Focus on Religious Persecution: Morocco
By Nicholas Elden
In Morocco, matters of human rights violations are under scrutiny due to the new burka ban placed on Muslim women living inside the country. The decision to ban the burka came recently and has been met with great controversy from the Northern Observatory of Human Rights and further human rights organizations.
The reasoning behind banning the burka breaks down into a matter of perceived safety. The burka was banned because it was thought to drastically reduce the amount of radical Islam throughout Africa and the globe. With a burka on, security forces have a harder time identifying danger and risk factors, while the lack of them also encourages a more moderate approach to Islam. A high-ranking member of the Ministry of the Interior of Morocco released the news of the ban in a public statement where it said, “Traders have confided that this decision is motivated by security reasons, some criminals having repeatedly used this garment to perpetrate their crimes.” This comment has been scrutinized to the highest extent and has been deemed publically inappropriate and illegal.
With living in a very sophisticated time where every country is connected at the click of a screen, the power of global human rights activists is at an all time high. The burka and complete religious freedom is detailed in the articles of the Human Rights Watch and the United States Commission of International Religious Freedom. The burka is an essential piece of religious garb worn by women who follow a more conservative path of Islam. The burka is meant to prevent acts of sin committed by men unto the wearer of said burka. To those who practice Islam more conservatively, it is sinful (haram) to look at someone in a sexual manner, therefore, women who decide to wear a burka prevent such acts of sin from occurring. Knowing this, it seems erroneous and down-right egregious to ban such religious garb with the reason being “security.” It begins with burkas and then soon yarmulkes will also be banned as well as hijabs; it can be very well perceived as a human rights violation to restrict someone’s religious freedom solely for “security reasons.”

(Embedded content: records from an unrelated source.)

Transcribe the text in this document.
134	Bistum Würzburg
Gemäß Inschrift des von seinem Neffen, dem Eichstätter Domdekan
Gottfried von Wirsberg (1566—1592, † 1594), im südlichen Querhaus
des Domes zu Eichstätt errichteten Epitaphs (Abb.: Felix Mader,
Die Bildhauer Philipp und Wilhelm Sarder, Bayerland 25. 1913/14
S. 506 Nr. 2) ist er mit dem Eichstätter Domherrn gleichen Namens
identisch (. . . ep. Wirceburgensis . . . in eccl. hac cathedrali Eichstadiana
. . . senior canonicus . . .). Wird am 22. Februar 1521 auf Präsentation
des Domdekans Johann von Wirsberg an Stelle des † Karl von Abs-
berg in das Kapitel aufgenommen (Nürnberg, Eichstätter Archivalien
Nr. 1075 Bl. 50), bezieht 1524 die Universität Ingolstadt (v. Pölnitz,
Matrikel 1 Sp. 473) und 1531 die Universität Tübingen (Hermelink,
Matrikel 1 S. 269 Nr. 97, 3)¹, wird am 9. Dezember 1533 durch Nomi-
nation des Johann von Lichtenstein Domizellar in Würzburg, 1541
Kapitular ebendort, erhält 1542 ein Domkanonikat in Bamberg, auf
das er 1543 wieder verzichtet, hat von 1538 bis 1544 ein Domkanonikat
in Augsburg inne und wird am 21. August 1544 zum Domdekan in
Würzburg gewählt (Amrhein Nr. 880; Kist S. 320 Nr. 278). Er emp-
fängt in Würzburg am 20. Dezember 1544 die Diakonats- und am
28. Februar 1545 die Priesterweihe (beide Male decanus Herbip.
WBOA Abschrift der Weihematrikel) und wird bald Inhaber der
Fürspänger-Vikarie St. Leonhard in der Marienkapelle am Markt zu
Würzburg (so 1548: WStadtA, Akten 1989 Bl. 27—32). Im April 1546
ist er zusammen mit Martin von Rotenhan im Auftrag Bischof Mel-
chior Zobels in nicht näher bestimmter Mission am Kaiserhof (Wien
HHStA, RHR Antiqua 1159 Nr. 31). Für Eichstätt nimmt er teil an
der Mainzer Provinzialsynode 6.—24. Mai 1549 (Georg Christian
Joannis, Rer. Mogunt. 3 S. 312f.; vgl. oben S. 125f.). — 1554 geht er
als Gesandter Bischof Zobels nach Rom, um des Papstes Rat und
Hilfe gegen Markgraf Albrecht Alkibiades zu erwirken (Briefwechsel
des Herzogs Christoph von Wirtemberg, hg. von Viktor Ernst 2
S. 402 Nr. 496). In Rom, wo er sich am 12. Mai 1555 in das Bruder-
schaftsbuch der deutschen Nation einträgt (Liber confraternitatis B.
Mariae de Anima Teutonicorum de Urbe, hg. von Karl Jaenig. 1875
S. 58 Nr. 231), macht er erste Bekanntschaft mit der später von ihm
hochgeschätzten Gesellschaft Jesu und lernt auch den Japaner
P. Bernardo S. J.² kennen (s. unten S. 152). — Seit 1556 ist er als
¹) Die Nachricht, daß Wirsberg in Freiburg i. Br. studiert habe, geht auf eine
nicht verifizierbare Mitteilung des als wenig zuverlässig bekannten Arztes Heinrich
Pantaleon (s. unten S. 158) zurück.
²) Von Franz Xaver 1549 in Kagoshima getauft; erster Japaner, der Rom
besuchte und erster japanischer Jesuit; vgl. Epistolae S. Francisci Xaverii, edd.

The importance of security and terror elimination is at an all-time high, especially with the always growing amount of refugees around the world. In areas like Berlin, Germany patrons at train stations are subject to searches if seen wearing baggy clothing, especially for women wearing full body garbs. Morocco is actually particularly progressive in regards towards religious freedom and refugee acceptance. In 2016 alone, the parliament of the state adopted a new Press and Publications code that advanced the 2002 press code which eliminated prison time as punishment. The new code still punishes many nonviolent speech offenses with fines and court-ordered suspensions of websites and publications.

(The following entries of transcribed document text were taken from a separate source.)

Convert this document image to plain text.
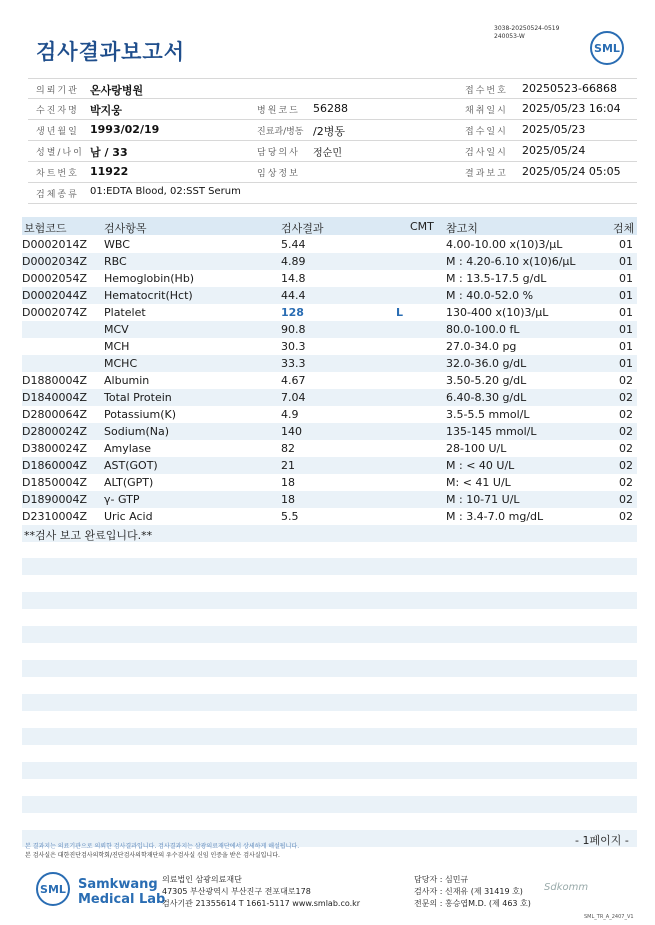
검사결과보고서
3038-20250524-0519
240053-W
SML
의뢰기관 온사랑병원	접수번호 20250523-66868
수진자명 박지웅	병원코드 56288	채취일시 2025/05/23 16:04
생년월일 1993/02/19	진료과/병동 /2병동	접수일시 2025/05/23
성별/나이 남 / 33	담당의사 정순민	검사일시 2025/05/24
차트번호 11922	임상정보	결과보고 2025/05/24 05:05
검체종류 01:EDTA Blood, 02:SST Serum
보험코드	검사항목	검사결과	CMT 참고치	검체
D0002014Z WBC	5.44	4.00-10.00 x(10)3/μL	01
D0002034Z RBC	4.89	M : 4.20-6.10 x(10)6/μL	01
D0002054Z Hemoglobin(Hb)	14.8	M : 13.5-17.5 g/dL	01
D0002044Z Hematocrit(Hct)	44.4	M : 40.0-52.0 %	01
D0002074Z Platelet	128	L	130-400 x(10)3/μL	01
MCV	90.8	80.0-100.0 fL	01
MCH	30.3	27.0-34.0 pg	01
MCHC	33.3	32.0-36.0 g/dL	01
D1880004Z Albumin	4.67	3.50-5.20 g/dL	02
D1840004Z Total Protein	7.04	6.40-8.30 g/dL	02
D2800064Z Potassium(K)	4.9	3.5-5.5 mmol/L	02
D2800024Z Sodium(Na)	140	135-145 mmol/L	02
D3800024Z Amylase	82	28-100 U/L	02
D1860004Z AST(GOT)	21	M : < 40 U/L	02
D1850004Z ALT(GPT)	18	M: < 41 U/L	02
D1890004Z γ- GTP	18	M : 10-71 U/L	02
D2310004Z Uric Acid	5.5	M : 3.4-7.0 mg/dL	02
**검사 보고 완료입니다.**
- 1페이지 -
본 결과지는 의료기관으로 의뢰한 검사결과입니다. 검사결과지는 삼광의료재단에서 상세하게 해설됩니다.
본 검사실은 대한진단검사의학회/진단검사의학재단의 우수검사실 신임 인증을 받은 검사실입니다.
SML Samkwang
Medical Lab
의료법인 삼광의료재단
47305 부산광역시 부산진구 전포대로178
검사기관 21355614 T 1661-5117 www.smlab.co.kr
담당자 : 심민규
검사자 : 신재유 (제 31419 호)
전문의 : 홍승엽M.D. (제 463 호)
Sdkomm
SML_TR_A_2407_V1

Kenneth Roth, the executive director of Human Rights Watch states, “Authorities frequently impeded events organized by local chapters of the Moroccan Association for Human Rights, by denying access to planned venues. They also prevented the efforts by many chapters of the association to file documents as required by the law, placing them in legal jeopardy.”
With more bans placed on research missions by both Amnesty International and Human Rights Watch, it’s more important than ever to for the global community to keep watch of the religious restrictions and human right implications going through the nation. The Islam people have endured decades of religious racism and scrutiny and it’s most essential now in 2017 to turn the international perspective from one of racism and fear to one of acceptance and global progression.